In an interview this year with XXL, veteran producer DJ Muggs explained his affinity for dubstep. 'I like the hard shit,' he told the hip-hop magazine. 'So finding this stuff, I just incorporated it into my sets, and then about three years ago I thought, "I’m gonna start making some different shit. I’m bored with hip-hop so I want to experiment with some of these production techniques these guys use."'
Muggs is no rookie, but he isn’t as seasoned when it comes to dubstep. In the Nineties, he was the quiet force behind rap group Cypress Hill’s smoked-out grooves. Though the crew is remembered by B-Real and Sen Dog’s distinctive voices, Muggs laid the soundtrack with his woozy blend of psychedelic boom-bap, which proved just as noteworthy as the rhymes. During his long career, Muggs has navigated music on his own nomadic merits, plying the Beastie Boys, Ice Cube and Snoop Dogg with his own distinctive sound.
On his new album, Bass for Your Face, Muggs configures his music to today’s popular aesthetic of methodically stomping drums and penetrating synthetics. He opts for the same hip-hop/EDM hybrid as Bassnectar and TNGHT, but keeps things noticeably gutter with guest verses from Freddie Gibbs, Roc Marciano and Danny Brown, among others.

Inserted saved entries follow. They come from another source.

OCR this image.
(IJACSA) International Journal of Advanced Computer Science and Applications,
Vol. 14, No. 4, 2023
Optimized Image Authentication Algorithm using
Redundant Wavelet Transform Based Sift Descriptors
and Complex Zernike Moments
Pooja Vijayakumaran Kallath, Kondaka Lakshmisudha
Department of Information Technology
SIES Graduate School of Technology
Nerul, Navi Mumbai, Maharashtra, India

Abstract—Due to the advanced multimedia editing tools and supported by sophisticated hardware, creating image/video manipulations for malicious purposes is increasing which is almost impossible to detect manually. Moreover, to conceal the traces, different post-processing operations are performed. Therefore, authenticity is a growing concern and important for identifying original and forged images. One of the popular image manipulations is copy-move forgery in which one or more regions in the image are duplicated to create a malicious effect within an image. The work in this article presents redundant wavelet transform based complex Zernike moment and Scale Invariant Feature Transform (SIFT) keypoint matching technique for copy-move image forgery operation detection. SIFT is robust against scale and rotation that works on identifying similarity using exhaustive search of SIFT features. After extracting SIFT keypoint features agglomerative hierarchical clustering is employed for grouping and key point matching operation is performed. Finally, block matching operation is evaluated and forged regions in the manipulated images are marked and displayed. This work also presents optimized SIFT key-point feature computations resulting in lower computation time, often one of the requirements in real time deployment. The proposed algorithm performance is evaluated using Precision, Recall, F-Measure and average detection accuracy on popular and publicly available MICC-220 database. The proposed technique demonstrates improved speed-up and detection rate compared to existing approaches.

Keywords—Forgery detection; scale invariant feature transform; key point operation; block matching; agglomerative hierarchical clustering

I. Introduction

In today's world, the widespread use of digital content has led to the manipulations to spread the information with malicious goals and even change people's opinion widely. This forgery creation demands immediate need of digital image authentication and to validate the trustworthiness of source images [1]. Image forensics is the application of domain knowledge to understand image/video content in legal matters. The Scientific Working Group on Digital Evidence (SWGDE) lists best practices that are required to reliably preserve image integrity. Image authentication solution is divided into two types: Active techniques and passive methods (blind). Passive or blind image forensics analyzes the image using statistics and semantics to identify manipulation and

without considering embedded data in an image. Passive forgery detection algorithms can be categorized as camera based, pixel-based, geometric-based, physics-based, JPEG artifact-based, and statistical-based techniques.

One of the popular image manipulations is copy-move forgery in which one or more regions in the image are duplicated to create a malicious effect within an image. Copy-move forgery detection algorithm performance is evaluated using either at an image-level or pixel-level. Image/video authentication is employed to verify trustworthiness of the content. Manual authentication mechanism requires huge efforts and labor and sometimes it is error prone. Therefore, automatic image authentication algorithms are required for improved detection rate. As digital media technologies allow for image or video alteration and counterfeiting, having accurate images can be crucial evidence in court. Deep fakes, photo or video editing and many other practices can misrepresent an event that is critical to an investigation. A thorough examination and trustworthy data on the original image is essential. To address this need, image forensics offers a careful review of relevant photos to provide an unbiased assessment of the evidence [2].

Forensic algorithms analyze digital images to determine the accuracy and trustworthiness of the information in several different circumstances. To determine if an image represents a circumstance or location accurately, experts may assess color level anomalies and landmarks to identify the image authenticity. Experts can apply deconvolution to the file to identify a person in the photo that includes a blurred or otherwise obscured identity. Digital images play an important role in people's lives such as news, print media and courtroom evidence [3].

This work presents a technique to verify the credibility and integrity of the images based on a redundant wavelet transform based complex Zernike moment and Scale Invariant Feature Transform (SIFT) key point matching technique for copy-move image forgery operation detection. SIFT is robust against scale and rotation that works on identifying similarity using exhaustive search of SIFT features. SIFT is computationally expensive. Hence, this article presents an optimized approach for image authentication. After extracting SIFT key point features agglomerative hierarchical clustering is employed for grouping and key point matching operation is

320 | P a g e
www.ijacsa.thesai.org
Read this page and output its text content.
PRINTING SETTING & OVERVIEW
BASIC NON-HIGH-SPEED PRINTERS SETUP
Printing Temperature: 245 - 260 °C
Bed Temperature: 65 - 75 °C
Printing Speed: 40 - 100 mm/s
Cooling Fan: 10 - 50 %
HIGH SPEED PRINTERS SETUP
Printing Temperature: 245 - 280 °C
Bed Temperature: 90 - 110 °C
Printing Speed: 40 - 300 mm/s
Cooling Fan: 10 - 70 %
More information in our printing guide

Through it all, Muggs stays in control on Bass, filtering the MCs within loud layers of glitchy stadium sound. Though you recognize the vocals, it’s clearly a Muggs project; the instrumentals, both gripping and elaborate, take hold quicker than the rhymes.
On ‘Headfirst,’ for instance, Muggs manages to distort Danny Brown — one of rap’s most unique voices — into a choppy accessory. We don’t hear a full verse from the quirky Detroit rapper; instead, we hear bits and pieces until he’s blended beyond recognition (to the point where you have to check the liner notes to make sure it’s Danny). ‘Wikid’ treads similar ground: Amongst buzzing electronics, rapper Chuck D. is kept squarely in the background; you wonder if these are newly recorded vocals, or ones taken from past recordings. While the filters provide a decent twist for Bass, it’s a tried and true method for even the most popular EDM producers. As a result, Bass for Your Face is a decent output for the veteran, yet it doesn’t do enough to make him stand out in the crowd.
But if nothing else, Muggs finally proves he can adapt to current trends. On his previous solo effort, 2003’s Dust, the New York native stepped too far from himself, resulting in a downright messy collection of psych-rock and electronica that failed to make a lasting impact. Conversely, Muggs stays closer to home on Bass; the cosmic reggae of 'Deep Purple' feels like a descendant of Cypress Hill’s wonkier West Coast ethos. All told, Muggs reaches beyond hip-hop’s confines without alienating his core audience. That makes Bass For Your Face a respectable first impression for an old head learning new tricks.